Le carnet du CFC

Archive de la voie de 60 militaire en 1092

Notre ami Michel Dubuis a extrait de ses archives pour notre bulletin un ancien numéro du célèbre magazine "L'ILLUSTRATION"  numéro 3105 daté du 30 août 1902 qui traite de la voie militaire de 60.
L 'auteur de cet article dont nous ne connaîtrons jamais le nom mais seulement les initiales L.C. se montre tort élogieux pour "le Decauville" nous savons que l'avenir lui donnera raison puisque le chemin de fer militaire jouera un rôle très important au cours des deux guerres mondiales.
Au delà de sa valeur de document historique,. ce texte a par ailleurs un petit charme suranné qui nous a séduit et que nos lecteurs amateurs de la chose passée apprécieront certainement.

Notre nouvelle artillerie de siège n'a pu, naturellement, être expérimentée en campagne, comme nos pièces de 75 l'ont été pendant les opérations de Chine. Mais les importantes manoeuvres de forteresse qui viennent d'avoir lieu au camp de Chalons, et que nous annoncions dans notre numéro du 9 août, ont donné des résultats probants. Elles ont surtout contribué à perfectionner renseignement pratique des hommes et des officiers, et achevé de les mettre au courant du maniement d'une artillerie si complètement transformée au cours de ces dernières années.
La caractéristique de ces manoeuvres a été remploi de la grosse artillerie combiné pour l'attaque avec l'usage des voies ferrées étroites, nécessaires désormais pour concentrer rapidement sur un point avancé des engins d'un poids si formidable.
Au camp de Chalons, 1500 mètres de voie normale unissaient la gare de Cuperly-Est à la gare- militaire du même nom. Des voies Decauville, parallèles d'abord à la ligne d'arrivée, s'écartaient ensuite pour rayonner de tous côtés, avec un développement total de 50 kilomètres. La traction disposait de trente-deux locomotives du modèle à deux têtes, à deux foyers et quatre pistons. Ces machines ont été reconnues excellentes, néanmoins un peu légères, ce qui rendrait souvent difficile le départ des bas-fonds où l'on cache les gares, centres d'organisation.

Pas moins de 11 locomotives sur cette photographie prise ne gare de Cuperly.

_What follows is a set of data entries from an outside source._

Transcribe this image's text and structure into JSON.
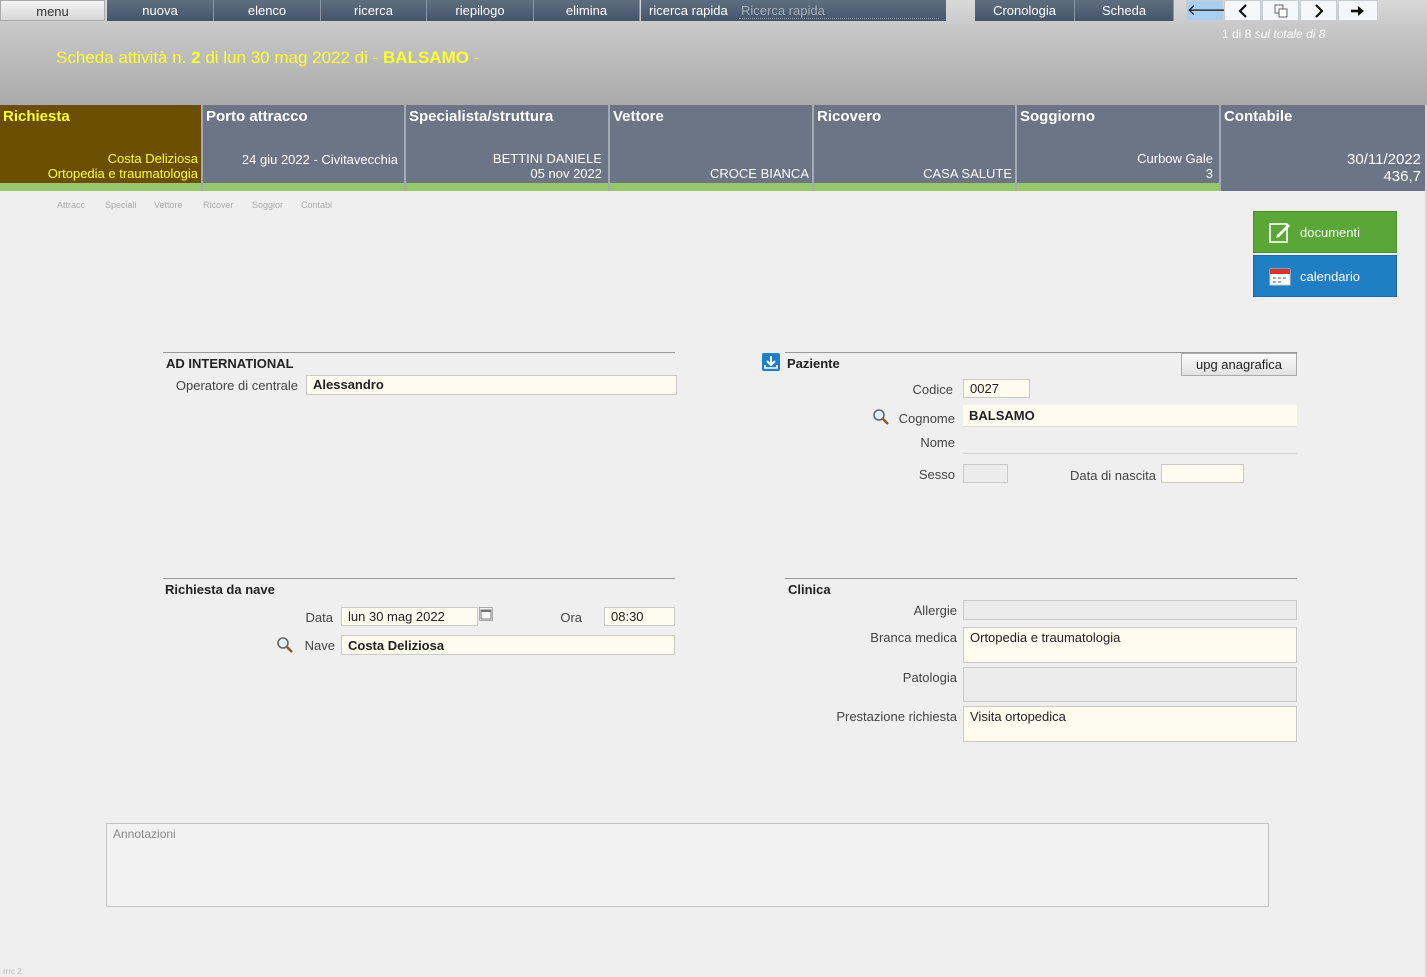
{
  "toolbar": {
    "menu": "menu",
    "nuova": "nuova",
    "elenco": "elenco",
    "ricerca": "ricerca",
    "riepilogo": "riepilogo",
    "elimina": "elimina",
    "quick_search_label": "ricerca rapida",
    "quick_search_placeholder": "Ricerca rapida",
    "cronologia": "Cronologia",
    "scheda": "Scheda",
    "icons": [
      "arrow-left-bold-icon",
      "chevron-left-icon",
      "copy-icon",
      "chevron-right-icon",
      "arrow-right-bold-icon"
    ]
  },
  "counter": {
    "current": "1 di 8",
    "total": "sul totale di 8"
  },
  "title": {
    "prefix": "Scheda attività n. ",
    "number": "2",
    "middle": " di lun 30 mag 2022 di  - ",
    "name": "BALSAMO",
    "suffix": "  -"
  },
  "tabs": [
    {
      "title": "Richiesta",
      "line1": "Costa Deliziosa",
      "line2": "Ortopedia e traumatologia"
    },
    {
      "title": "Porto attracco",
      "line1": "24 giu 2022  -  Civitavecchia",
      "line2": ""
    },
    {
      "title": "Specialista/struttura",
      "line1": "BETTINI DANIELE",
      "line2": "05 nov 2022"
    },
    {
      "title": "Vettore",
      "line1": "",
      "line2": "CROCE BIANCA"
    },
    {
      "title": "Ricovero",
      "line1": "",
      "line2": "CASA SALUTE"
    },
    {
      "title": "Soggiorno",
      "line1": "Curbow Gale",
      "line2": "3"
    },
    {
      "title": "Contabile",
      "line1": "30/11/2022",
      "line2": "436,7"
    }
  ],
  "mini_tabs": [
    "Attracc",
    "Speciali",
    "Vettore",
    "Ricover",
    "Soggior",
    "Contabi"
  ],
  "actions": {
    "documenti": "documenti",
    "calendario": "calendario"
  },
  "agency": {
    "title": "AD INTERNATIONAL",
    "operator_label": "Operatore di centrale",
    "operator_value": "Alessandro"
  },
  "patient": {
    "title": "Paziente",
    "upg_button": "upg anagrafica",
    "codice_label": "Codice",
    "codice_value": "0027",
    "cognome_label": "Cognome",
    "cognome_value": "BALSAMO",
    "nome_label": "Nome",
    "nome_value": "",
    "sesso_label": "Sesso",
    "sesso_value": "",
    "nascita_label": "Data di nascita",
    "nascita_value": ""
  },
  "ship_request": {
    "title": "Richiesta da nave",
    "data_label": "Data",
    "data_value": "lun 30 mag 2022",
    "ora_label": "Ora",
    "ora_value": "08:30",
    "nave_label": "Nave",
    "nave_value": "Costa Deliziosa"
  },
  "clinic": {
    "title": "Clinica",
    "allergie_label": "Allergie",
    "allergie_value": "",
    "branca_label": "Branca medica",
    "branca_value": "Ortopedia e traumatologia",
    "patologia_label": "Patologia",
    "patologia_value": "",
    "prestazione_label": "Prestazione richiesta",
    "prestazione_value": "Visita ortopedica"
  },
  "notes": {
    "label": "Annotazioni",
    "value": ""
  },
  "footer": {
    "code": "rrrc 2"
  },
  "colors": {
    "tab_bg": "#6b7585",
    "tab_active_bg": "#6b4e00",
    "tab_bar": "#96c76b",
    "title_yellow": "#ffff33",
    "documenti_bg": "#5aa636",
    "calendario_bg": "#1f7ec4"
  }
}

Les machines avaient été amenées d'EpinaI, Toul, Verdun et Belfort: la plupart du matériel d'artillerie venait de Vincennes et de Versailles.
Le thème des manoeuvres était de transporter et utiliser autour d'une place assiégée, le plus rapidement possible, le matériel d'attaque.
Les attelages auraient pu, sans doute, emmener tous les canons sauf les nouveaux 270, dont quatre pièces étaient au camp à l'essai. Mais l'extrême rapidité de concentration en avant n'était vraiment possible qu'avec le concours du Decauville, d'une utilité plus grande encore pour le transport des munitions.
Les officiers avaient donc dû construire les 50 kilomètres de voies en utilisant tous les plis de terrain, les bois, etc... afin que les trains pussent marcher invisibles au fort attaqué: celui de St. Hilaire à 15 kilomètres de Cuperly. Sur 50 mètres seulement, l'attaque n'avait pu éviter le découvert qu'il aurait fallu protéger par des terrassements exécutés la nuit. C'est un très beau résultat, avec des audaces de courbes à 7m63 de rayon qui, à l'expérience, se sont bien comportées.

Une rame "Artillerie" avec une locomotive Péchot-Bourdon et des plate-formes typique de cette époque.

La prise de position pour le bombardement n'a pas été moins merveilleuse. Le point choisi était à moitié chemin entre Cuperly et St. Hilaire. En une nuit, par les attelages et le Decauville dont les voies de départ traversaient le parc d'artillerie, 150 canons ont été transportés sur la deuxième position d'attaque pour former une batterie montée de canons de 95,120, 155 courts, 155 longs, 220 et un seul 270.
Les tirs réels avec obus à la mélinite ont anéanti en deux heures des fortifications bâties avec toute la résistance possible.
Les pièces les plus remarquables de cette artillerie nouvelle (hors le 270 qui est à l'étude) sont les 155. Accouplés sur un affût-truck avec entre eux une plate-forme chargée de munitions et d'accessoires, ils forment un appoint redoutable instantanément prêt au combat. Le même, entraîné par six chevaux, monté sur l'affût à bêche avec frein hydropneumatique est très précieux pour la défense qui, maintenant, ne saurait être efficace qu'en portant en avant des canons capables de démonter ceux des assiégeants.
Ces manoeuvres ont été terminées par un exercice de rapide évacuation: tout le matériel amené était rentré le 25 août dans ses arsenaux.